Cela ne signifie pas qu’il faille lever toutes les régulations, qu’il faille abandonner toute politique migratoire. Cela signifie simplement qu’il faut se laisser toucher d’abord. Accepter de ressentir ce que peut être pour ces gens la nécessité d’émigrer.
En outre, en tant que pays, que nation, nous sommes coresponsables de la marche du monde. Notre responsabilité n’est pas exclusive et peut-être même pas première, mais elle n’est pas inexistante dans la déstabilisation des pays d’émigration ou de transit. Je pense spécialement à la Syrie ou à la Libye (tout en reconnaissant qu’il y a des facteurs locaux essentiels). Nous ne pouvons pas, moralement, refuser d’assumer les conséquences de cette responsabilité. J’aurais tendance à penser qu’au demeurant, la Syrie et la Libye paient les conséquences de leurs propres facteurs internes de déstabilisation (que ce soit l’islamisme ou la folie des dirigeants).

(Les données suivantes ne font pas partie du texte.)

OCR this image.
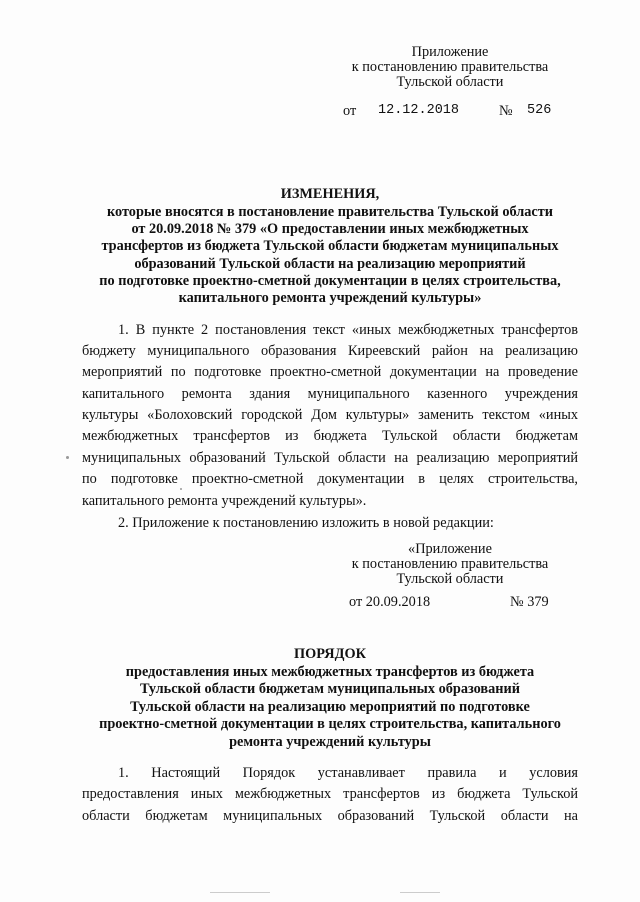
Приложение
к постановлению правительства
Тульской области
от 12.12.2018	№ 526
ИЗМЕНЕНИЯ,
которые вносятся в постановление правительства Тульской области
от 20.09.2018 № 379 «О предоставлении иных межбюджетных
трансфертов из бюджета Тульской области бюджетам муниципальных
образований Тульской области на реализацию мероприятий
по подготовке проектно-сметной документации в целях строительства,
капитального ремонта учреждений культуры»
1. В пункте 2 постановления текст «иных межбюджетных трансфертов
бюджету муниципального образования Киреевский район на реализацию
мероприятий по подготовке проектно-сметной документации на проведение
капитального ремонта здания муниципального казенного учреждения
культуры «Болоховский городской Дом культуры» заменить текстом «иных
межбюджетных трансфертов из бюджета Тульской области бюджетам
муниципальных образований Тульской области на реализацию мероприятий
по подготовке проектно-сметной документации в целях строительства,
капитального ремонта учреждений культуры».
2. Приложение к постановлению изложить в новой редакции:
«Приложение
к постановлению правительства
Тульской области
от 20.09.2018	№ 379
ПОРЯДОК
предоставления иных межбюджетных трансфертов из бюджета
Тульской области бюджетам муниципальных образований
Тульской области на реализацию мероприятий по подготовке
проектно-сметной документации в целях строительства, капитального
ремонта учреждений культуры
1. Настоящий Порядок устанавливает правила и условия
предоставления иных межбюджетных трансфертов из бюджета Тульской
области бюджетам муниципальных образований Тульской области на
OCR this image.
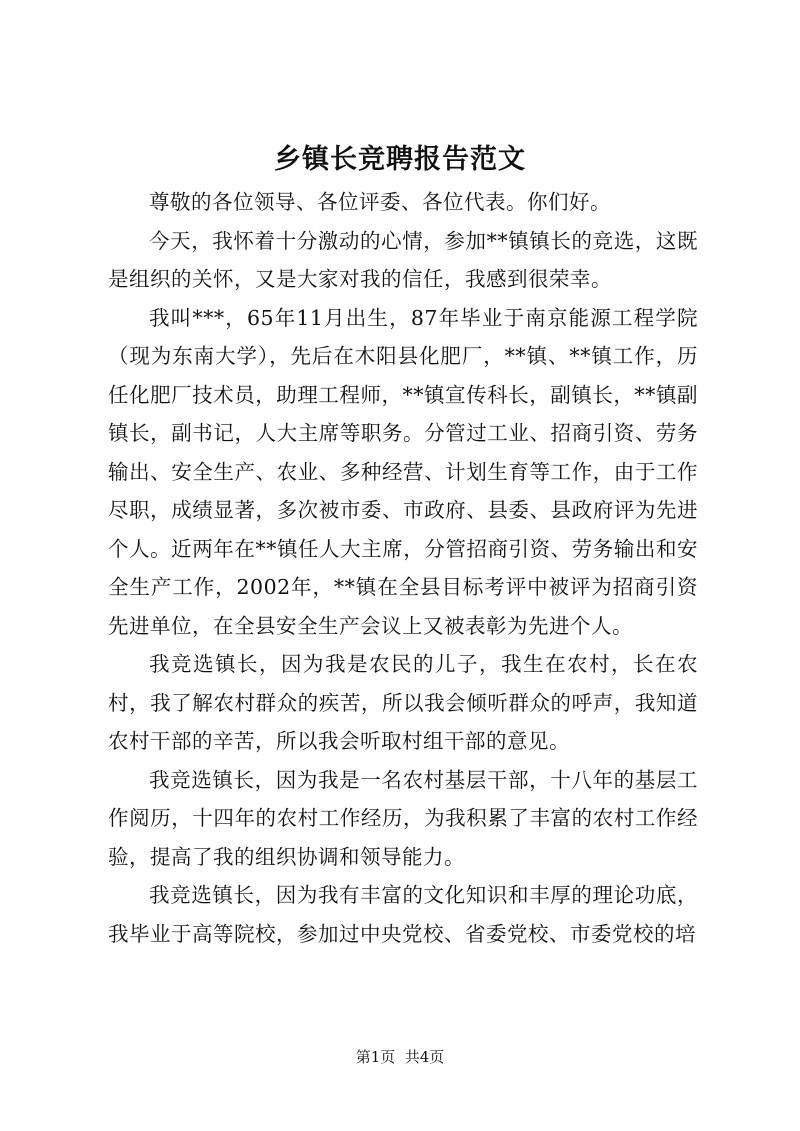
乡镇长竞聘报告范文

尊敬的各位领导、各位评委、各位代表。你们好。

今天，我怀着十分激动的心情，参加**镇镇长的竞选，这既是组织的关怀，又是大家对我的信任，我感到很荣幸。

我叫***，65年11月出生，87年毕业于南京能源工程学院（现为东南大学），先后在木阳县化肥厂，**镇、**镇工作，历任化肥厂技术员，助理工程师，**镇宣传科长，副镇长，**镇副镇长，副书记，人大主席等职务。分管过工业、招商引资、劳务输出、安全生产、农业、多种经营、计划生育等工作，由于工作尽职，成绩显著，多次被市委、市政府、县委、县政府评为先进个人。近两年在**镇任人大主席，分管招商引资、劳务输出和安全生产工作，2002年，**镇在全县目标考评中被评为招商引资先进单位，在全县安全生产会议上又被表彰为先进个人。

我竞选镇长，因为我是农民的儿子，我生在农村，长在农村，我了解农村群众的疾苦，所以我会倾听群众的呼声，我知道农村干部的辛苦，所以我会听取村组干部的意见。

我竞选镇长，因为我是一名农村基层干部，十八年的基层工作阅历，十四年的农村工作经历，为我积累了丰富的农村工作经验，提高了我的组织协调和领导能力。

我竞选镇长，因为我有丰富的文化知识和丰厚的理论功底，我毕业于高等院校，参加过中央党校、省委党校、市委党校的培

第1页  共4页
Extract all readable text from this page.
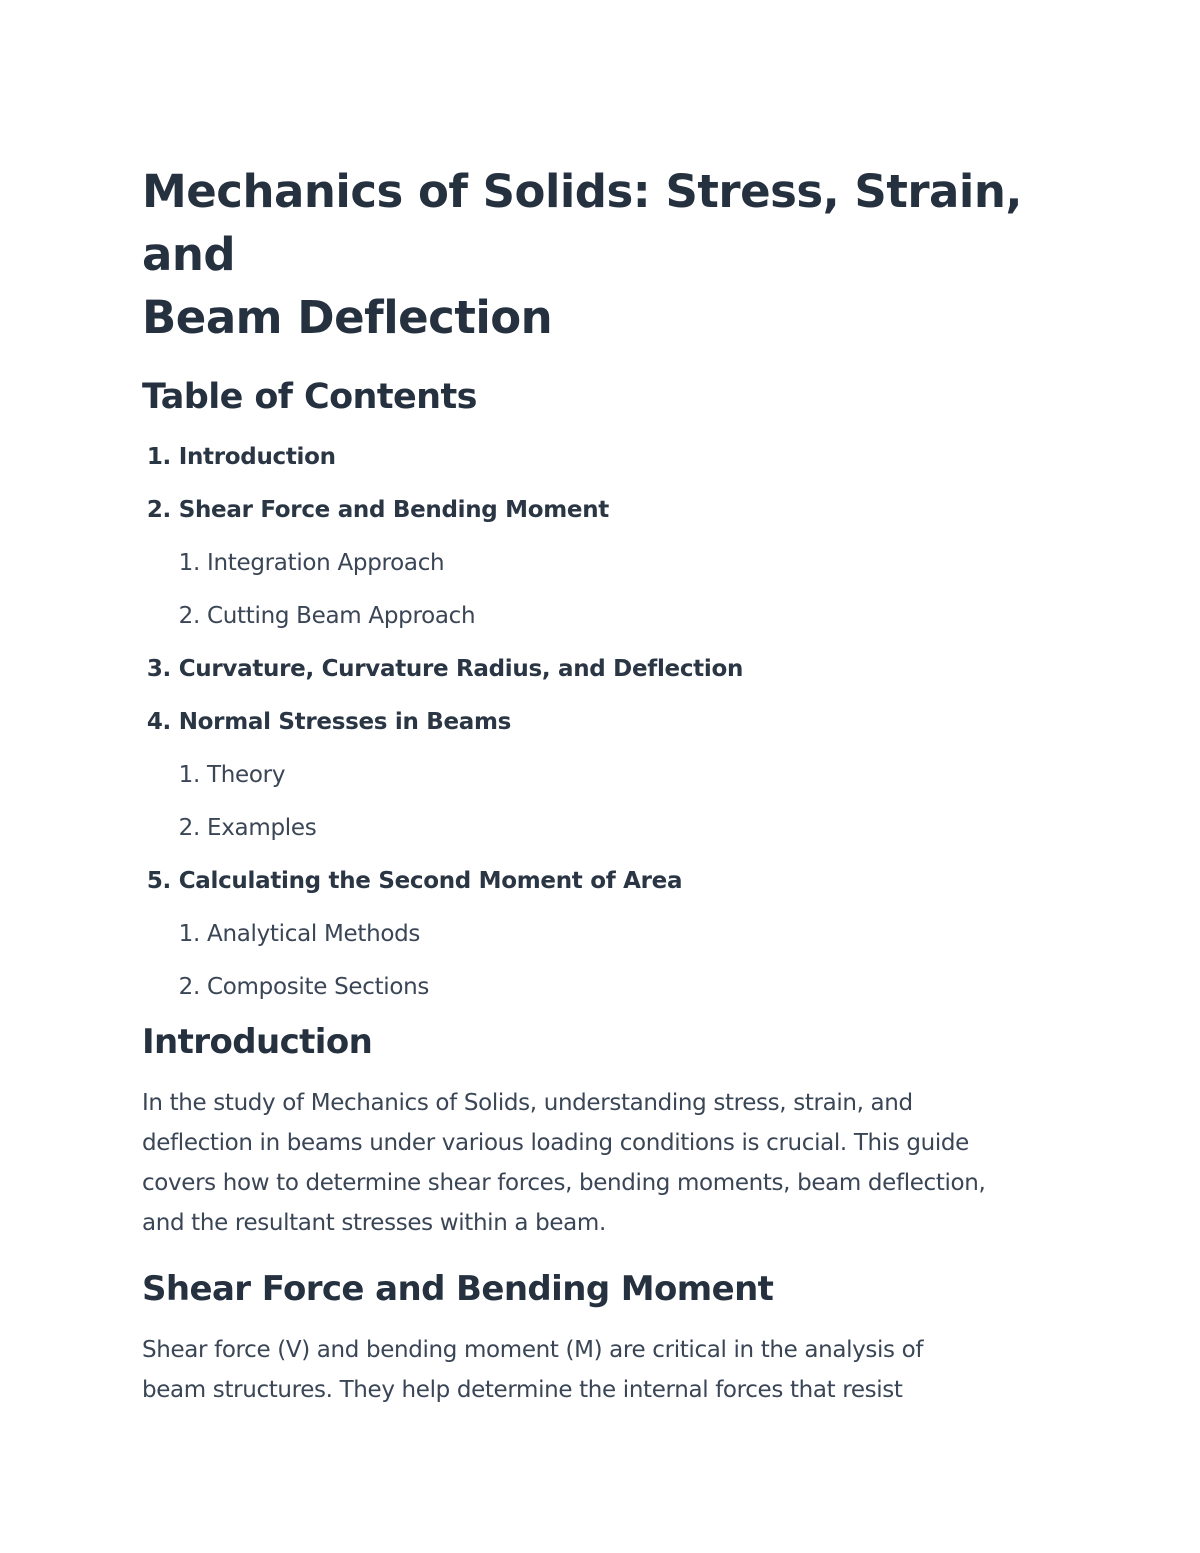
Mechanics of Solids: Stress, Strain, and
Beam Deflection
Table of Contents
1. Introduction
2. Shear Force and Bending Moment
1. Integration Approach
2. Cutting Beam Approach
3. Curvature, Curvature Radius, and Deflection
4. Normal Stresses in Beams
1. Theory
2. Examples
5. Calculating the Second Moment of Area
1. Analytical Methods
2. Composite Sections
Introduction

In the study of Mechanics of Solids, understanding stress, strain, and
deflection in beams under various loading conditions is crucial. This guide
covers how to determine shear forces, bending moments, beam deflection,
and the resultant stresses within a beam.

Shear Force and Bending Moment

Shear force (V) and bending moment (M) are critical in the analysis of
beam structures. They help determine the internal forces that resist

Enfin, j’ai un peu de mal avec la notion de « capacité d’accueil ». Elle est parfois évoquée avec une légèreté certaine. Que la cinquième puissance économique mondiale n’ait pas la « capacité d’accueil » de la population immigrée actuelle me paraît bien discutable. C’est aussi le cas parce que nous ne voulons pas que cela nous bouscule un tant soit peu. Je n’ignore pas qu’il faut aussi mettre dans la balance les questions culturelles et pas seulement économiques. La comparaison avec les vagues d’immigration antérieures ne me paraît à cet égard pas convaincante, en raison du fait que les Italiens, Espagnols, Polonais avaient des différences culturelles mais un fond commun.
Pour autant, l’intégration doit se faire dans les deux sens : les arrivants doivent rechercher à s’intégrer mais encore faut-il que les locaux veuillent bien qu’ils s’intègrent. Or, ceux qui fustigent le plus fortement leur incapacité à s’intégrer sont aussi ceux qui les ont toujours rejetés.
Bref, tous ces facteurs doivent être pris en compte. Je n’adhère pas vraiment non plus à la distinction entre la charité personnelle et la solidarité d’Etat (concept que je vois passer et que je pressens forgé très à ma droite). Nous pouvons, évidemment, être contre la solidarité d’Etat et pour la charité personnelle. Mais je pense que notre charité personnelle doit aussi avoir des conséquences sur notre vision des politiques publiques. Je ne peux pas m’empêcher de penser aussi que bien nombreux sont ceux qui font cette distinction mais n’ont jamais rien entrepris au titre de la charité personnelle – coup double, en sorte.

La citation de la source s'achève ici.